After loan approval, your mortgage lender will provide you with a mortgage commitment letter. Once financing has been secured, you and the sellers will be notified that the transaction is about to close. This letter is also known as a letter of approval.
In a typical approval or commitment letter, the following information is included:
- The type of loan you’ll obtain – for example, a VA home loan – will impact your credit score.
- The borrowed sum of money.
- Term of the loan, such as a 30-year repayment plan.
- The loan’s annual percentage rate
- Before the lender will release the funds, the letter may also include a list of conditions.
Most approvals are accompanied by a list of requirements. “Prior to docs” denotes that you will not receive your loan documents until you provide the necessary materials and an underwriter approves them.
Here are a few examples of pre-doc requirements:
- Revising your income or property documents
- Making a payment on delinquent debt
- Examination of a septic system or a well
- Explanations of particular withdrawals, transfers, and deposits
- Monitoring the source of your initial deposit
- If the lender utilizes an Automated Underwriting System, the software may automatically generate approval and a list of conditions.
The conditions prior to doc are the most important, and the underwriter will not be able to make a final decision until they are provided. Your application may indicate that you earn $10,000 per month, and the lender may conditionally approve your loan pending verification of your income.
Other “prior to funding” requirements are more administrative, such as demonstrating that your parents have the funds to give you and that you have deposited the funds into your checking account.
Pre-funding conditions may include bringing the money to closing in the appropriate form, such as a cashier’s check or wire transfer.
How To Get A “Declining” Mortgage Re-Approved
A grant approval with only prior to funding conditions is more robust than one with prior to doc conditions because there are fewer potential issues.
Other conditions that must be met before receiving funding are as follows:
- Demonstrating that the property in question is insured
- If you are simultaneously closing on the sale and purchase of a home, you will be required to provide evidence that your current home has been sold.
- You have a three-day right of rescission period before your lender releases funds if you are refinancing.
- The majority of pre-funding requirements are handled by the lender, title company, or attorney.
Do you need to display your terms to the seller?
Your real estate purchase agreement may require you to provide a commitment letter to demonstrate that you adhered to the contract’s timeline. What if there are humiliating circumstances? For instance, your letter specifies that you must repay child support arrears, satisfy a judgment, or provide proof of your bankruptcy discharge. If you don’t want to show the seller a conditional approval, the best course of action is to provide the lender with everything they need as soon as possible and request a new letter without the annoying conditions.

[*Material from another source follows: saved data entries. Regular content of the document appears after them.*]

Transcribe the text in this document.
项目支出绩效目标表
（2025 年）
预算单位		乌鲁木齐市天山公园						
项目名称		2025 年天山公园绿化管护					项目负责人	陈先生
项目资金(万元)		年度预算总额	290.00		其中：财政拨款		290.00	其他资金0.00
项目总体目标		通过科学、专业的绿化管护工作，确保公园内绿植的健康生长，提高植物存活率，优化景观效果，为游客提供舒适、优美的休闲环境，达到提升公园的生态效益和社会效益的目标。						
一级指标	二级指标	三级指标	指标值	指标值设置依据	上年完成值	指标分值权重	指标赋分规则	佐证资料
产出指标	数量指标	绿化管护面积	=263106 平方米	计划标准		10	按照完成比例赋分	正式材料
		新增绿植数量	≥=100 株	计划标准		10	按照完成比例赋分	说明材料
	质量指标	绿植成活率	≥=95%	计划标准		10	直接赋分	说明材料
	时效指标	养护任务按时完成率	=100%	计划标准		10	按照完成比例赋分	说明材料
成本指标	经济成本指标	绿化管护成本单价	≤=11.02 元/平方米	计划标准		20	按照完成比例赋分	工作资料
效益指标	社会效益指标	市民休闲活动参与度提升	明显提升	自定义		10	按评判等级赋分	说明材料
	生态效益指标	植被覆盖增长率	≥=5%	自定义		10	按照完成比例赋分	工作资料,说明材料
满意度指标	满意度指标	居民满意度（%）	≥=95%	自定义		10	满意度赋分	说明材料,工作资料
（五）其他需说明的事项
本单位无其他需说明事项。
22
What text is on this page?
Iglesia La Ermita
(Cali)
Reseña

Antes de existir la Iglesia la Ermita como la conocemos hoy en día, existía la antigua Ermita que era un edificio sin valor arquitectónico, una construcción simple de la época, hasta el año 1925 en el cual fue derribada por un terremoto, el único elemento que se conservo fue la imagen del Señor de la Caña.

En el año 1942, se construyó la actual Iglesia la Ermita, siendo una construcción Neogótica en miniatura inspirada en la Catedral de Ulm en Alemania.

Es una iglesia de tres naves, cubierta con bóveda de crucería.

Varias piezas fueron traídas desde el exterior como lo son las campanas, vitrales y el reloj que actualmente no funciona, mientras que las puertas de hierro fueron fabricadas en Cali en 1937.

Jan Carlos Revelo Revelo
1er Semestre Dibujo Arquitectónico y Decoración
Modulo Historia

Your loan officer may also approve your loan “subject to certain conditions,” but he or she may not specify what those conditions are.
Prior Qualification, Prior Acceptance, And Commitment
Additionally, not all mortgage lenders use these terms in the same way. Prequalification, for instance, signifies that the lender believes the borrower *should* qualify for a loan of up to X dollars if everything they say is true. When prequalifying, a majority of lenders do not check credit.
Mortgage prequalifications are advantageous.
Some prequalifications may require a credit check, bank accounts, and pay stubs. Prequalification of the second lender is more robust. Prequalification merely informs prospective buyers of their general purchasing power. Preapproval comes next. The equivalent of a conditional approval. The purchaser submits a mortgage application and documentation of income and assets. A credit report is retrieved by the lender. Preapprovals necessitate a thorough property evaluation. Pre-approval is sometimes used as a synonym.
How to Obtain Approval for a Mortgage in Eight Easy Steps
If you submit an offer accompanied by a pre-approval or credit approval, you will be in a much stronger position than if you submit a prequalification. Once there are no funding conditions remaining, the buyer has what is generally regarded as a full approval. You will not receive a full approval until you have found a home, opened escrow, and obtained an appraisal.